Firstly, I would like to thank you for visiting this site and for taking an interest in the project. Even though leopards are elusive and are often hard to see, we can actively track and monitor the Kgalagadi leopards as a result of the large number of visitors to the park. This is enabled through park visitors reporting any leopard sightings they have directly to me. This can be achieved by visiting the sighting report page. After I have received your sighting I shall add it to the database and either confirm your identification, or provide one if possible. There is always the possibility that the leopard you have seen is a new individual, in these cases a new page in the guide will be required and I shall contact you with regard to this.
But there are other ways you can help even if you are not about to visit the park. If you have visited the park in the past then you may have a historical leopard sighting. It may not be obvious but this sighting could be just as important as a recent sighting, if not more so. Historical sightings can often provide us with vital information about currently known leopards. This could be in the form of a first known sighting or an extension to a range, allowing older movements to be better understood. You may even be able to provide a genetic link between two leopards as was the case for Langklaas. Since this project began I have searched the SANParks forum for as many historical sightings as possible. As a result I now have records going back to 2006. If you have a historical sighting, no matter how long ago, and have a photograph to accompany it, then do please report it to me. You might well have the next missing key to the puzzle.

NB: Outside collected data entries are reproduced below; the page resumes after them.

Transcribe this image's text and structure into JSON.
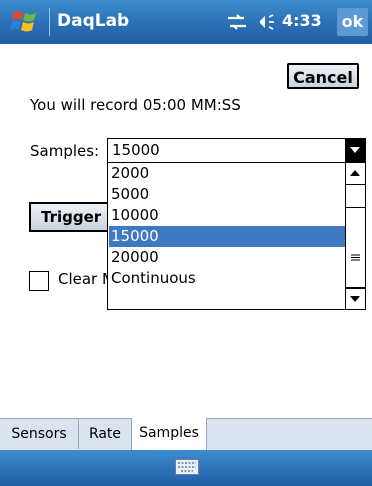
{
  "titlebar": {
    "app_title": "DaqLab",
    "clock": "4:33",
    "ok_label": "ok",
    "icons": [
      "windows-start-icon",
      "connectivity-icon",
      "speaker-icon"
    ]
  },
  "form": {
    "cancel_label": "Cancel",
    "record_text": "You will record 05:00 MM:SS",
    "samples_label": "Samples:",
    "samples_value": "15000",
    "trigger_label": "Trigger",
    "clear_label": "Clear M"
  },
  "dropdown": {
    "options": [
      "2000",
      "5000",
      "10000",
      "15000",
      "20000",
      "Continuous"
    ],
    "selected_index": 3
  },
  "tabs": [
    {
      "label": "Sensors",
      "active": false
    },
    {
      "label": "Rate",
      "active": false
    },
    {
      "label": "Samples",
      "active": true
    }
  ],
  "bottombar": {
    "icon": "keyboard-icon"
  },
  "colors": {
    "titlebar": "#2e74b8",
    "selection": "#3e79c2",
    "tabbar": "#d9e4ef"
  }
}
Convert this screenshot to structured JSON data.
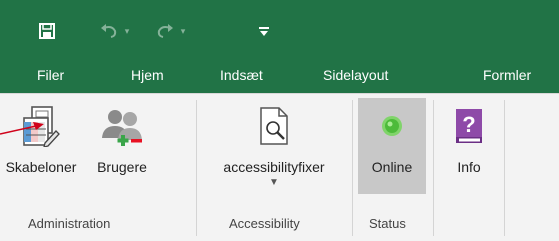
{
  "quick_access": {
    "save_icon": "save-icon",
    "undo_icon": "undo-icon",
    "redo_icon": "redo-icon",
    "customize_icon": "customize-quick-access-icon"
  },
  "tabs": [
    "Filer",
    "Hjem",
    "Indsæt",
    "Sidelayout",
    "Formler"
  ],
  "groups": {
    "administration": {
      "label": "Administration",
      "buttons": [
        {
          "label": "Skabeloner",
          "icon": "templates-icon"
        },
        {
          "label": "Brugere",
          "icon": "users-icon"
        }
      ]
    },
    "accessibility": {
      "label": "Accessibility",
      "button": {
        "label": "accessibilityfixer",
        "icon": "magnifier-document-icon"
      }
    },
    "status": {
      "label": "Status",
      "button": {
        "label": "Online",
        "icon": "status-online-icon"
      }
    },
    "info": {
      "button": {
        "label": "Info",
        "icon": "help-book-icon"
      }
    }
  },
  "colors": {
    "title_bar": "#217346",
    "online_indicator": "#4dbb3a",
    "info_icon": "#8e4aa8",
    "arrow": "#d0021b"
  }
}
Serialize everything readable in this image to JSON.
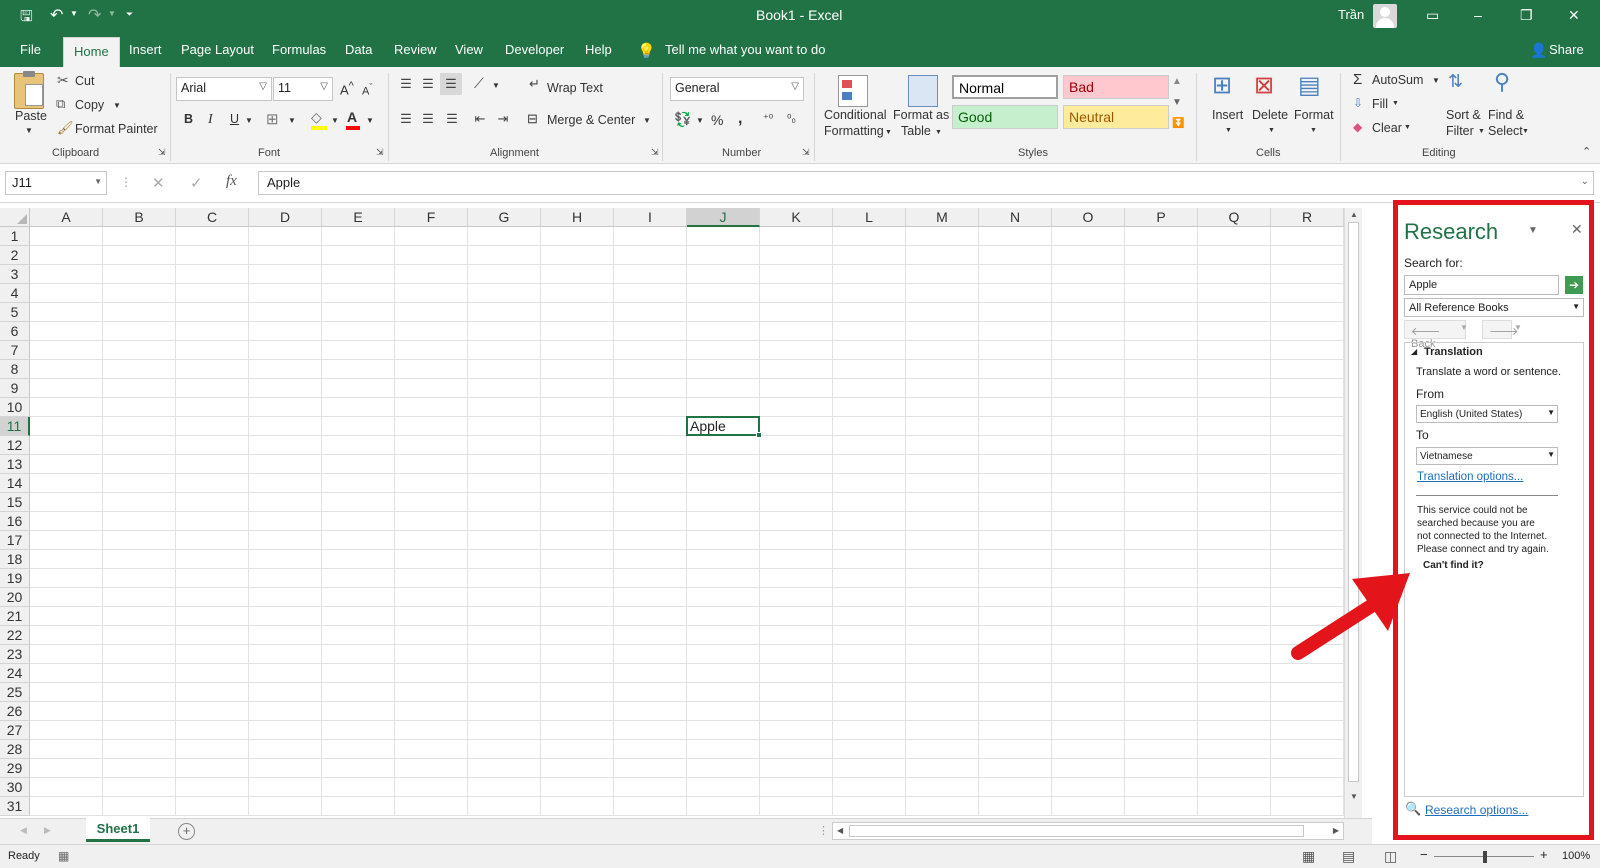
{
  "app": {
    "title": "Book1  -  Excel",
    "user": "Trần"
  },
  "quick_access": {
    "save_icon": "save-icon",
    "undo_icon": "undo-icon",
    "redo_icon": "redo-icon",
    "customize_icon": "chevron-down-icon"
  },
  "window_controls": {
    "minimize": "–",
    "restore": "❐",
    "close": "✕",
    "ribbon_display": "▭"
  },
  "ribbon_tabs": [
    "File",
    "Home",
    "Insert",
    "Page Layout",
    "Formulas",
    "Data",
    "Review",
    "View",
    "Developer",
    "Help"
  ],
  "tell_me": "Tell me what you want to do",
  "share": "Share",
  "clipboard": {
    "paste": "Paste",
    "cut": "Cut",
    "copy": "Copy",
    "format_painter": "Format Painter",
    "group": "Clipboard"
  },
  "font": {
    "name": "Arial",
    "size": "11",
    "bold": "B",
    "italic": "I",
    "underline": "U",
    "group": "Font",
    "grow": "A",
    "shrink": "A"
  },
  "alignment": {
    "wrap": "Wrap Text",
    "merge": "Merge & Center",
    "group": "Alignment"
  },
  "number": {
    "format": "General",
    "percent": "%",
    "comma": ",",
    "group": "Number"
  },
  "styles": {
    "conditional_1": "Conditional",
    "conditional_2": "Formatting",
    "format_table_1": "Format as",
    "format_table_2": "Table",
    "normal": "Normal",
    "bad": "Bad",
    "good": "Good",
    "neutral": "Neutral",
    "group": "Styles"
  },
  "cells": {
    "insert": "Insert",
    "delete": "Delete",
    "format": "Format",
    "group": "Cells"
  },
  "editing": {
    "autosum": "AutoSum",
    "fill": "Fill",
    "clear": "Clear",
    "sort_1": "Sort &",
    "sort_2": "Filter",
    "find_1": "Find &",
    "find_2": "Select",
    "group": "Editing"
  },
  "formula_bar": {
    "name_box": "J11",
    "cancel": "✕",
    "enter": "✓",
    "fx": "fx",
    "content": "Apple"
  },
  "grid": {
    "columns": [
      "A",
      "B",
      "C",
      "D",
      "E",
      "F",
      "G",
      "H",
      "I",
      "J",
      "K",
      "L",
      "M",
      "N",
      "O",
      "P",
      "Q",
      "R"
    ],
    "rows": [
      "1",
      "2",
      "3",
      "4",
      "5",
      "6",
      "7",
      "8",
      "9",
      "10",
      "11",
      "12",
      "13",
      "14",
      "15",
      "16",
      "17",
      "18",
      "19",
      "20",
      "21",
      "22",
      "23",
      "24",
      "25",
      "26",
      "27",
      "28",
      "29",
      "30",
      "31"
    ],
    "active_col": "J",
    "active_row": "11",
    "active_cell_value": "Apple"
  },
  "sheet": {
    "tab": "Sheet1",
    "add": "+"
  },
  "status": {
    "ready": "Ready",
    "zoom": "100%",
    "zoom_minus": "−",
    "zoom_plus": "+"
  },
  "research": {
    "title": "Research",
    "search_label": "Search for:",
    "search_value": "Apple",
    "source": "All Reference Books",
    "back": "Back",
    "section": "Translation",
    "section_desc": "Translate a word or sentence.",
    "from_label": "From",
    "from_value": "English (United States)",
    "to_label": "To",
    "to_value": "Vietnamese",
    "translation_options": "Translation options...",
    "message_1": "This service could not be",
    "message_2": "searched because you are",
    "message_3": "not connected to the Internet.",
    "message_4": "Please connect and try again.",
    "cant_find": "Can't find it?",
    "research_options": "Research options..."
  },
  "colors": {
    "excel_green": "#217346",
    "highlight_red": "#e4141b",
    "bad_bg": "#ffc7ce",
    "good_bg": "#c6efce",
    "neutral_bg": "#ffeb9c"
  }
}
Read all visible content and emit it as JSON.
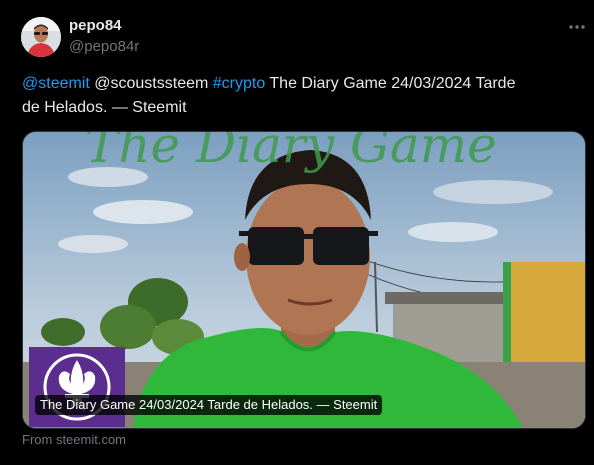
{
  "author": {
    "display_name": "pepo84",
    "handle": "@pepo84r"
  },
  "tweet": {
    "mention_1": "@steemit",
    "mention_2": "@scoustssteem",
    "hashtag": "#crypto",
    "text_line1": "The Diary Game 24/03/2024 Tarde",
    "text_line2": "de Helados. — Steemit"
  },
  "card": {
    "overlay_title": "The Diary Game",
    "caption": "The Diary Game 24/03/2024 Tarde de Helados. — Steemit",
    "source": "From steemit.com"
  },
  "colors": {
    "background": "#000000",
    "link": "#1d9bf0",
    "text": "#e7e9ea",
    "muted": "#71767b",
    "shirt_green": "#2fb83a",
    "scout_purple": "#5b2d8e",
    "overlay_green": "#3f9a4c"
  },
  "icons": {
    "more": "more-horizontal-icon",
    "scout_logo": "fleur-de-lis-icon"
  }
}
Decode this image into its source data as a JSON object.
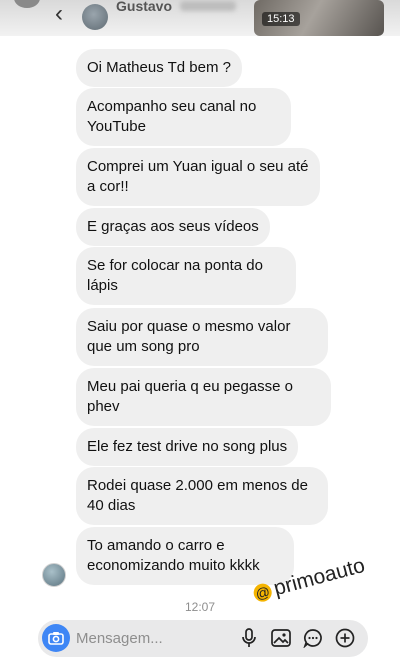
{
  "header": {
    "contact_name": "Gustavo",
    "video_time": "15:13"
  },
  "messages": [
    "Oi Matheus Td bem ?",
    "Acompanho seu canal no YouTube",
    "Comprei um Yuan igual o seu até a cor!!",
    "E graças aos seus vídeos",
    "Se for colocar na ponta do lápis",
    "Saiu por quase o mesmo valor que um song pro",
    "Meu pai queria q eu pegasse o phev",
    "Ele fez test drive no song plus",
    "Rodei quase 2.000 em menos de 40 dias",
    "To amando o carro e economizando muito kkkk"
  ],
  "timestamp": "12:07",
  "watermark": "primoauto",
  "composer": {
    "placeholder": "Mensagem..."
  },
  "colors": {
    "bubble": "#efefef",
    "camera_button": "#3e86f5",
    "watermark_badge": "#f5b400"
  }
}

In July 2011 this project began with 27 individual leopards known. Today we now know of 85 individuals, of which 37 are regularly seen by visitors to the KTP on the South African side and 7 are seen in the Mabuasehube section in Botswana. We have also managed to track the dispersal of two young female leopards from their respective births in late 2005 and March 2010 to their current territory locations, sadly one of these female passed away in May 2014 so her story has come to a premature end. However, we have recently seen a young male called Tebogo start to disperse away from his mothers territory. He seems to be staying in the river bed allowing us to continue to track his journey. This project is still in its early days, and there is a lot to still do, but with your help we can really make a difference in understanding the life of the Kgalagadi leopard.